To try and summarise the wacky hi-jinks of the plot would be counter-intuitive, as the show has no interest in continuity. In fact, it prides itself on being nonsensical, even poking fun at its own plot holes. In short, the season revolves around a nuclear threat to Camp Firewood involving long-time rivals Camp Tigerclaw, returning former President Ronald Reagan (Showalter) and President George H. W. Bush (Black). Showalter’s Reagan always felt the weakest part of First Day of Camp, but he produces much more amusement in Ten Years Later, alongside Black’s fantastically funny portrayal of Bush. Character motivations are cleverly shifted throughout and this season’s intermingling story arc feels better fitted to the binge-watching format of Netflix than First Day of Camp.

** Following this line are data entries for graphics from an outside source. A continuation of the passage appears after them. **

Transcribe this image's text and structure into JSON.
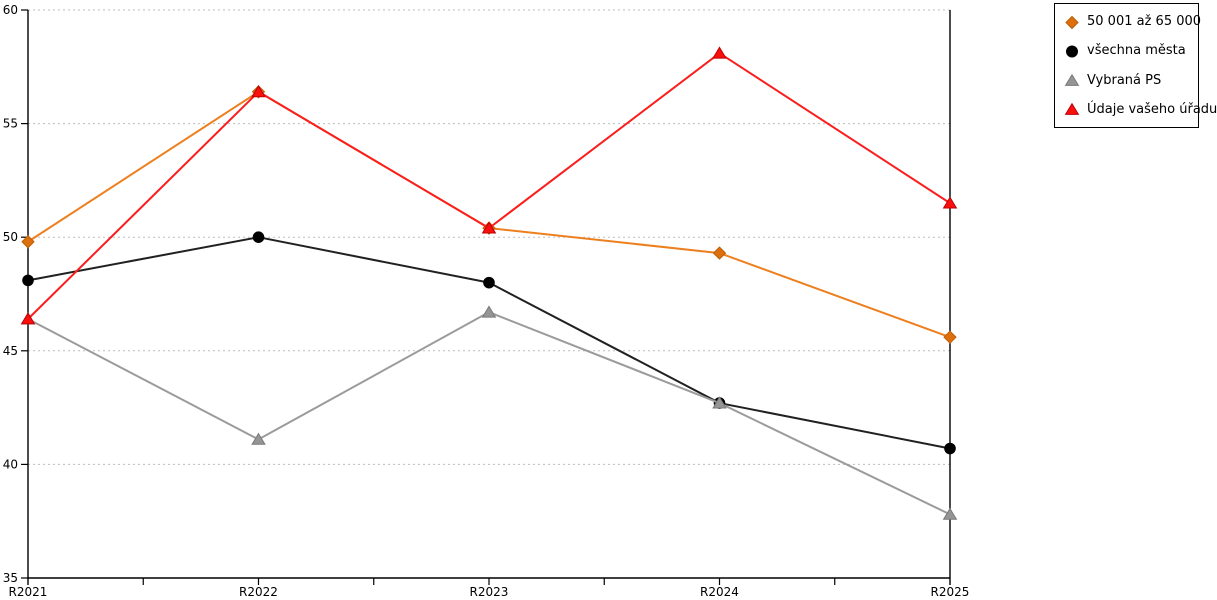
{
  "chart_data": {
    "type": "line",
    "title": "",
    "xlabel": "",
    "ylabel": "",
    "categories": [
      "R2021",
      "R2022",
      "R2023",
      "R2024",
      "R2025"
    ],
    "series": [
      {
        "name": "50 001 až 65 000",
        "marker": "diamond",
        "color": "#EE7F1E",
        "marker_color": "#DD6F0D",
        "edge_color": "#BC5D05",
        "values": [
          49.8,
          56.4,
          50.4,
          49.3,
          45.6
        ]
      },
      {
        "name": "všechna města",
        "marker": "circle",
        "color": "#212121",
        "marker_color": "#000000",
        "edge_color": "#000000",
        "values": [
          48.1,
          50.0,
          48.0,
          42.7,
          40.7
        ]
      },
      {
        "name": "Vybraná PS",
        "marker": "triangle",
        "color": "#9B9B9B",
        "marker_color": "#959595",
        "edge_color": "#7A7A7A",
        "values": [
          46.4,
          41.1,
          46.7,
          42.7,
          37.8
        ]
      },
      {
        "name": "Údaje vašeho úřadu",
        "marker": "triangle",
        "color": "#FA1E1E",
        "marker_color": "#FA0F0F",
        "edge_color": "#BE0000",
        "values": [
          46.4,
          56.4,
          50.4,
          58.1,
          51.5
        ]
      }
    ],
    "ylim": [
      35,
      60
    ],
    "yticks": [
      35,
      40,
      45,
      50,
      55,
      60
    ],
    "ytick_labels": [
      "35",
      "40",
      "45",
      "50",
      "55",
      "60"
    ],
    "x_minor_ticks_between_categories": true,
    "grid": "horizontal-dotted",
    "legend_position": "top-right"
  },
  "colors": {
    "background": "#FFFFFF",
    "grid": "#BDBDBD",
    "axis": "#000000",
    "tick_label": "#000000"
  }
}
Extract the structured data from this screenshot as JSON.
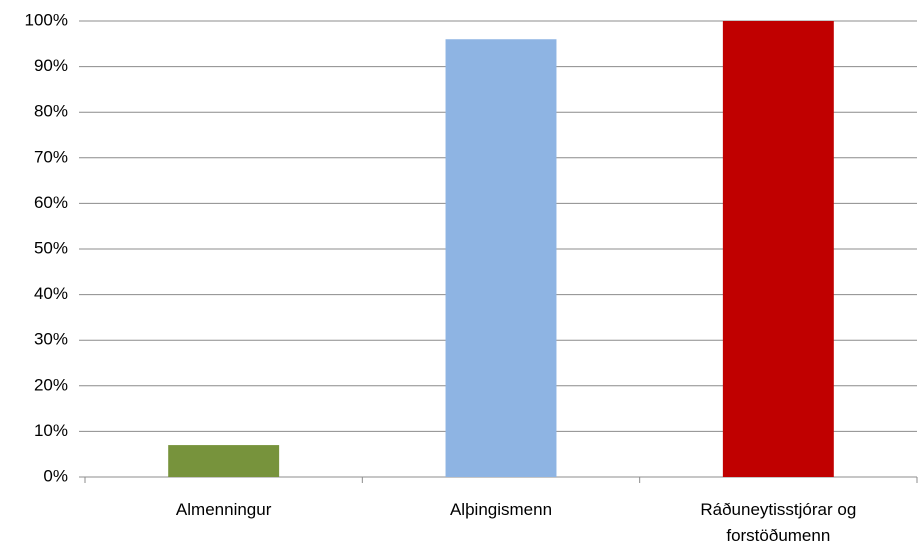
{
  "chart_data": {
    "type": "bar",
    "categories": [
      "Almenningur",
      "Alþingismenn",
      "Ráðuneytisstjórar og forstöðumenn"
    ],
    "values": [
      7,
      96,
      100
    ],
    "colors": [
      "#77933c",
      "#8eb4e3",
      "#c00000"
    ],
    "ylim": [
      0,
      100
    ],
    "yticks": [
      {
        "value": 0,
        "label": "0%"
      },
      {
        "value": 10,
        "label": "10%"
      },
      {
        "value": 20,
        "label": "20%"
      },
      {
        "value": 30,
        "label": "30%"
      },
      {
        "value": 40,
        "label": "40%"
      },
      {
        "value": 50,
        "label": "50%"
      },
      {
        "value": 60,
        "label": "60%"
      },
      {
        "value": 70,
        "label": "70%"
      },
      {
        "value": 80,
        "label": "80%"
      },
      {
        "value": 90,
        "label": "90%"
      },
      {
        "value": 100,
        "label": "100%"
      }
    ],
    "grid": true
  }
}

Ten Years Later retains the playfully self-referential tone of the previous instalments, with its 90s setting giving the show a new era of culture to parody. There are clever nods to the psychological/erotic thrillers of the 90s, as well as a hilarious name check of Slacker (“that movie that just came out five weeks ago”). Most importantly, this season is packed to the rafters with funny gags. The original film was very hit-and-miss, but Showalter and Wain have refined their brand of sharp, silly meta-humour and this latest outing of Wet Hot American Summer is the most consistently amusing. One visual gag, in particular, involving a table of precariously balanced champagne glasses, provides the season’s biggest laugh. The absurd humour and recurring in-jokes may alienate some newcomers, but it will more than satisfy fans.
What has always made Wet Hot American Summer so immensely enjoyable is the affection the cast and crew share for these characters – they’re all clearly having a blast. Once again, the chemistry between the cast is so natural and the comedic timing so on point, it’s like they’ve never been away. In an increasingly depressing world, the gleeful, freewheeling silliness and unabashed fun of Wet Hot American Summer: Ten Years Later is exactly what we need.
Wet Hot American Summer: Ten Years Later is available on Netflix UK, as part of £7.49 monthly subscription.